Wszystko musi być szczelne. Blachę trzeba pospawać i sprawdzić jeszcze uszczelkę pod klapą w zbiorniku. 

Jak palisz miałem to jest lepiej ale te dziury w kanale podajnika mogą i tak pociągnąć powietrze.

Dokupił bym miału i zmieszał z tym groszkiem.

Odnośnik do komentarza
Udostępnij na innych stronach

Na Twym miejscu nic bym nie kombinował , gdyż jak będziesz kombinował ulepszał itd, to doprowadzisz do tego iż zainwestowane pieniądze stracisz bezpowrotnie. Jest takie powiedzenie tanie mięsa to psy jedzą. Odżałuj kilka złotówek i zainwestuj w nowy palnik bądź używany po jednym dwóch sezonach można dostać jak uważasz , że bebechy są jeszcze dobre i pociągną drugie 8 lat. 

Odnośnik do komentarza
Udostępnij na innych stronach

Panowie ale to co radzicie to jest nieoplacalne !!   Z którego roku masz ten kocioł???

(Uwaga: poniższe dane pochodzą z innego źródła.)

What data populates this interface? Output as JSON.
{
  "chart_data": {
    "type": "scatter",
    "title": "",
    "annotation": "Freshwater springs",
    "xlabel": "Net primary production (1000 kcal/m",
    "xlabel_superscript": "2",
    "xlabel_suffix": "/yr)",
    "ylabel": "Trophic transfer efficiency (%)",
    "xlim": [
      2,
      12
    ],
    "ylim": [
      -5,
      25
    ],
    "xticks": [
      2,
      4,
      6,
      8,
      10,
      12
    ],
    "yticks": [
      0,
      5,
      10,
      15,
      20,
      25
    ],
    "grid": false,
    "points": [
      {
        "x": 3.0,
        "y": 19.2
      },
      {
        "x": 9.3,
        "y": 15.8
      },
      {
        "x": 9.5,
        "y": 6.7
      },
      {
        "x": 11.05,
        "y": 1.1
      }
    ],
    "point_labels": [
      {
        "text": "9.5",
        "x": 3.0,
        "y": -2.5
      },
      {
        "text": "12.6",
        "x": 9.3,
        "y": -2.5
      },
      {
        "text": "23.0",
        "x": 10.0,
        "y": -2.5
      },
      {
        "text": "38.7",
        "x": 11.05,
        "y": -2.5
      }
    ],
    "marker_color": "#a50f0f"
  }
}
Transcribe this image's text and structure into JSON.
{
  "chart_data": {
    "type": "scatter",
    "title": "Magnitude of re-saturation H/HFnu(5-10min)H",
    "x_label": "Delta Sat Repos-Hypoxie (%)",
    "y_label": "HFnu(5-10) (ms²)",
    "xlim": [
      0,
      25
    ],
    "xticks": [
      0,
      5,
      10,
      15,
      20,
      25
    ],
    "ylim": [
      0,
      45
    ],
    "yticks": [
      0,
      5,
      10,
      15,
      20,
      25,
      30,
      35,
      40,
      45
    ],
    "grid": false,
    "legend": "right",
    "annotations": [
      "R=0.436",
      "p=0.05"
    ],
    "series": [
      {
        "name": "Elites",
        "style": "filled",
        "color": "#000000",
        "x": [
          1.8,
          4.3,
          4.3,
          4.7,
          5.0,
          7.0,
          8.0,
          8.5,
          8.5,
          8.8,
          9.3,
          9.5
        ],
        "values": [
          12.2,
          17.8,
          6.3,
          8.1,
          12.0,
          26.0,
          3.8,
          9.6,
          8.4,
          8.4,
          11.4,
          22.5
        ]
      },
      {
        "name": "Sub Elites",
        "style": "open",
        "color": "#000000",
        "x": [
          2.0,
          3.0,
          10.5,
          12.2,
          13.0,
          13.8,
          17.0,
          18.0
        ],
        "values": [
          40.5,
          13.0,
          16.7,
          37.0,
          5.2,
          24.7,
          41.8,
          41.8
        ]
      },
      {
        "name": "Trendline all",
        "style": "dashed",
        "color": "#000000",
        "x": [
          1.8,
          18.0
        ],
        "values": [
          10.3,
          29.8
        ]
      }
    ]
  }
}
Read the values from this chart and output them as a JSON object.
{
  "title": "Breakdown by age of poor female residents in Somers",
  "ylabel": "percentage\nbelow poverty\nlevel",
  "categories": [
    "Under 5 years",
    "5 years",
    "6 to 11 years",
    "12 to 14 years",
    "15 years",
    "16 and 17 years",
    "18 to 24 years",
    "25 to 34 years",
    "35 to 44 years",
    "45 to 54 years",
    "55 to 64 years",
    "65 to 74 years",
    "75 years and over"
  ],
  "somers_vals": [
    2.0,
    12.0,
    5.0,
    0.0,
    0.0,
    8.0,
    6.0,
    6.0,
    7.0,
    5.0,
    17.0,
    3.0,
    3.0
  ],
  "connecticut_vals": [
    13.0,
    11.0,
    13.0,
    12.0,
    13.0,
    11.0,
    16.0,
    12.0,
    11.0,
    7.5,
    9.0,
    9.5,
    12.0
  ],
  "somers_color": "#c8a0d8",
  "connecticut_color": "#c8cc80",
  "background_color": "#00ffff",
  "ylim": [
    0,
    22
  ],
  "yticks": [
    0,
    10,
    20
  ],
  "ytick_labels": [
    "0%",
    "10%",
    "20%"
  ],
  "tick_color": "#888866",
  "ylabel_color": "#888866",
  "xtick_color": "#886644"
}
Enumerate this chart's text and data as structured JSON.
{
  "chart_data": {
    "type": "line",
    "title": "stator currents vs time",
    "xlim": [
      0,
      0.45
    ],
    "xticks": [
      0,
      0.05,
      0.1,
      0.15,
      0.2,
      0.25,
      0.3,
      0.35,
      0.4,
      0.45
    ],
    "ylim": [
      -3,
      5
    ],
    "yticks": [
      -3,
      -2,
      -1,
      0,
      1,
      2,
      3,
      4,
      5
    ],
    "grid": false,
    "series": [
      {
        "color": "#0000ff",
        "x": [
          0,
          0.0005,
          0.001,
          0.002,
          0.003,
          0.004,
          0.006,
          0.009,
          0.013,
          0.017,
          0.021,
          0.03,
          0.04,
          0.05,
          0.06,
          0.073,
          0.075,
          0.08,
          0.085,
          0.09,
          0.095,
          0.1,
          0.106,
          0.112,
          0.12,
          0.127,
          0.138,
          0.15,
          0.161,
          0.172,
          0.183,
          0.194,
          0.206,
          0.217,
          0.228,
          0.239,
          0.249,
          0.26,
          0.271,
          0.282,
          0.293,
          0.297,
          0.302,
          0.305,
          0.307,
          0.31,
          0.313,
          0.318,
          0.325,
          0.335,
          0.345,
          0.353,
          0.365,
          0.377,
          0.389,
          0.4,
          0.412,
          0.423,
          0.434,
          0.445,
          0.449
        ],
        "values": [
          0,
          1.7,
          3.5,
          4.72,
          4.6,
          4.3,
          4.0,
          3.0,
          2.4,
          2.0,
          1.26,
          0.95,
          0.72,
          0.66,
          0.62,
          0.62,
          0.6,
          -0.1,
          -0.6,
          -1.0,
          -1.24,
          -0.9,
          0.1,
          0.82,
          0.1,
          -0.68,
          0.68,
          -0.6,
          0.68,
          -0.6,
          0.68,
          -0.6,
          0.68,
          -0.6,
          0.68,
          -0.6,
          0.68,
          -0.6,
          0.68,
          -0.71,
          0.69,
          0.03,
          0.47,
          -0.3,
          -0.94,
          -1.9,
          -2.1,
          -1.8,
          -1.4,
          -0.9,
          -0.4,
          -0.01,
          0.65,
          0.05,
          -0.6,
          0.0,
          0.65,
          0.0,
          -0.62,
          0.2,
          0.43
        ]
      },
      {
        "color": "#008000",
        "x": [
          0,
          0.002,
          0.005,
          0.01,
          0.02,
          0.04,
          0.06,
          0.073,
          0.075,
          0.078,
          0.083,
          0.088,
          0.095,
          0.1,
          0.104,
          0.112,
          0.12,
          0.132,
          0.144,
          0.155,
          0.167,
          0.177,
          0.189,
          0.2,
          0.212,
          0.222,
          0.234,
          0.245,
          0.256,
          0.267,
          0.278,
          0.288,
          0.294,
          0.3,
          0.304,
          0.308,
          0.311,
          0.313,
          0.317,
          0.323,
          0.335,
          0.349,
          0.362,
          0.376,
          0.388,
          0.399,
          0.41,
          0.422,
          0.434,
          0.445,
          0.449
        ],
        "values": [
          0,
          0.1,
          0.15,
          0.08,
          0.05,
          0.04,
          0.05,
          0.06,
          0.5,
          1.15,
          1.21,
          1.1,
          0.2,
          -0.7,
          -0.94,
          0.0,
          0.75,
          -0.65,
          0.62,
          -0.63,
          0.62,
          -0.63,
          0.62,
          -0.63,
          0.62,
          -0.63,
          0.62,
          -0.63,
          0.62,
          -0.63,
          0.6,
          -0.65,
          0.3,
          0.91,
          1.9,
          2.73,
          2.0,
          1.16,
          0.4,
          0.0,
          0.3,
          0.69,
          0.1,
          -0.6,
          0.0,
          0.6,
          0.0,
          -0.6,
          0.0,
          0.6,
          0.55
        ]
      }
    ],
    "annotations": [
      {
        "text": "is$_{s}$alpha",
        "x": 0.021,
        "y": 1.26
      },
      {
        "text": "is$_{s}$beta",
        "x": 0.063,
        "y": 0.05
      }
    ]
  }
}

Mam SAS EKO 23 od 2004 r i już podobne zjawiska/przypadki przechodziłem.  Raz to nawet tak rozżarzyło blachy na końcu wylotu z kanału podającego (od str. paleniska że się odkształcily na trwale w wyniku rozszeżalności spowodowanej wysoką temp. - po prostu blacha zaczeła juz "płynąć" i się wyginać) ze musiałem szybko zanim żar zniknie trochę wyprostować (rura 1" dł na ok1m  bo niczym nie szło dojść - brak podejścia, dodatkowo żar rozpalonego opału/ekogroszku, a także ogromna temp. wody w piecu coś ok. 95-100). Gdyby nie to bym mial znacznie gorzej prostować na zimnym.  Ale jaki powod???  Tak jak sugerujecie :  nieszczelność od strony zasobnika + EKOGROSZEK !!!!!!  

Sprawdź nie tylko uszczelkę na klapie - u mnie jak widzę teraz a wówczas takze - to w tym miejscu nie powinno być problemu w SAS EKO .  - CHYBA że  NIE  ZAMKNĄŁEŚ KLAPĘ NA ZATRZASKACH??

MOŻLIWE POWODY :

1. przerdzewialy zbiornik - najczęściej od strony tej najbardziej pionowej tj od strony korpusu kotla - u mnie dopiero po odkręceniu, zdjęciu, oskrobaniu z rdzy od wewnątrz a przede wszystkim od ZEWNĄTRZ powychodziły/ukazały się otwory tj. przerdzewiałe miejsca wielkości kilku mm - SPRAWDZ  TO KONIECZNIE !!!!!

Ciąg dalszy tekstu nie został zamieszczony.